A maior receita das operações de autopeças foi da Fras-le, que registrou R$ 177 milhões 368 mil no trimestre. Outra empresa do segmento, a Master Sistemas Automotivos, respondeu por R$ 68 milhões. A Randon justificou o aumento da participação das autopartes na receita citando o aumento na produção de caminhões no trimestre. Nesse período foram produzidos no Brasil 21 mil 648 unidades segundo dados da Anfavea. O volume representa crescimento de 6,5% na comparação com o trimestre de 2016.

Geraldo Santa Catharina, diretor financeiro da Randon, disse que as exportações suplantaram as vendas no País: “O mercado de caminhões vem apresentando um cenário paradoxal. Por um lado, a demanda doméstica permanece fraca, registrando queda. Do outro, o crescimento das exportações aumentou a produção. Este cenário tem permitido às empresas de autopeças capturarem oportunidades para ampliar volumes e receitas.” Foram exportados 8 mil 313 caminhões no período, 43% mais que em 2016.

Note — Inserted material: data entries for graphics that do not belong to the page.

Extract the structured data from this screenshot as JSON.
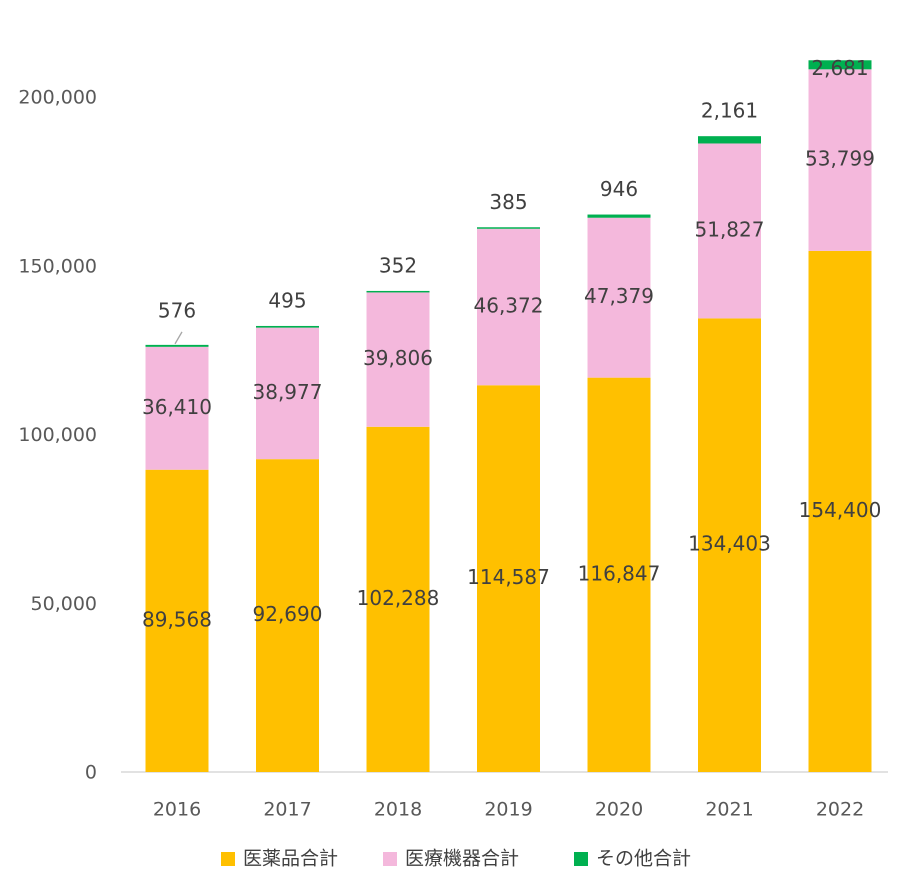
{
  "chart_data": {
    "type": "bar",
    "stacked": true,
    "categories": [
      "2016",
      "2017",
      "2018",
      "2019",
      "2020",
      "2021",
      "2022"
    ],
    "series": [
      {
        "name": "医薬品合計",
        "values": [
          89568,
          92690,
          102288,
          114587,
          116847,
          134403,
          154400
        ],
        "color": "#FFC000"
      },
      {
        "name": "医療機器合計",
        "values": [
          36410,
          38977,
          39806,
          46372,
          47379,
          51827,
          53799
        ],
        "color": "#F4B8DC"
      },
      {
        "name": "その他合計",
        "values": [
          576,
          495,
          352,
          385,
          946,
          2161,
          2681
        ],
        "color": "#00B050"
      }
    ],
    "ylim": [
      0,
      200000
    ],
    "yticks": [
      0,
      50000,
      100000,
      150000,
      200000
    ],
    "ytick_labels": [
      "0",
      "50,000",
      "100,000",
      "150,000",
      "200,000"
    ],
    "grid": false,
    "legend_position": "bottom",
    "title": "",
    "xlabel": "",
    "ylabel": ""
  }
}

As exportações de autopeças da Randon, no entanto, caíram no trimestre em relação ao de 2016. O faturamento foi de R$ 21 milhões 136 mil no trimestre, 8,6% menos que no ano passado. O principal destino foram os Estados Unidos e países da América Latina.

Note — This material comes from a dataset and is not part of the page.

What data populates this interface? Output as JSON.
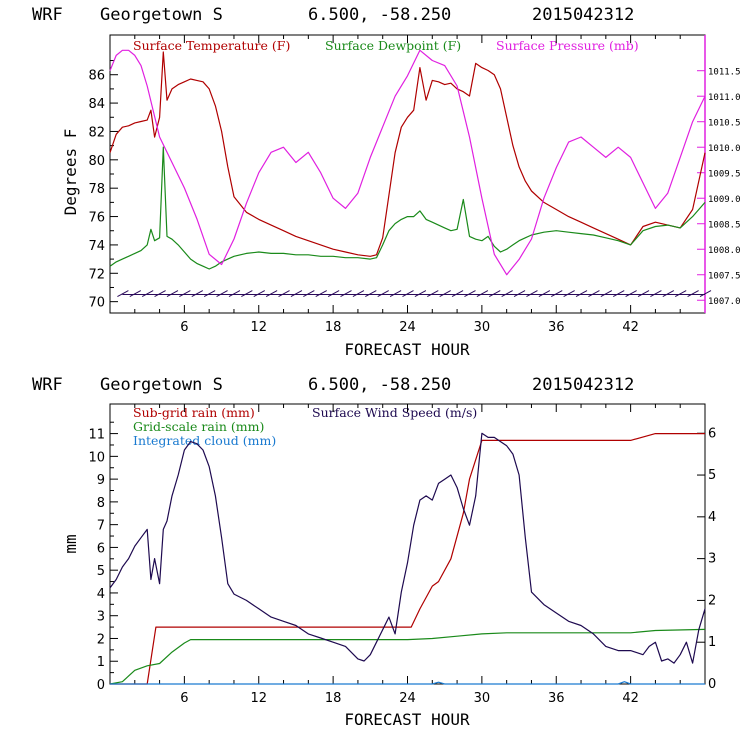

Implementos – O segmento de implementos da empresa fechou o trimestre com receita de R$ 235 milhões 445 mil, 37,5% menos que o faturamento registrado no ano passado, R$ 376 milhões 735 mil. A empresa acredita que as vendas de implementos poderia ter sido melhores não fosse a lei que entrou em vigor em abril que permitiu aumentar a tonelagem de caminhões canavieiros: “Por isso, muitos clientes seguraram os investimentos para adequarem suas frotas a essa nova possibilidade e o cenário acabou refletindo também no nosso desempenho.”

Por outro lado, Catharina disse que a safra recorde de grãos ajudou a reduzir o tamanho da frota ociosa e está possibilitando a retomada de negócios em alguns segmentos, como o de semirreboques. O reflexo foi o aumento no número de pedidos ao longo do trimestre, principalmente no mês de março. Nesse contexto, a Randon encerrou o trimestre com a venda de 2 mil 423 unidades contra 2 mil 303 unidades no período do ano passado, crescimento de 5,2%, somando-se as vendas no Brasil e no mercado externo. O desempenho permitiu à empresa deter 33,8% do mercado, ante 26,8% de fatia no trimestre de 2016.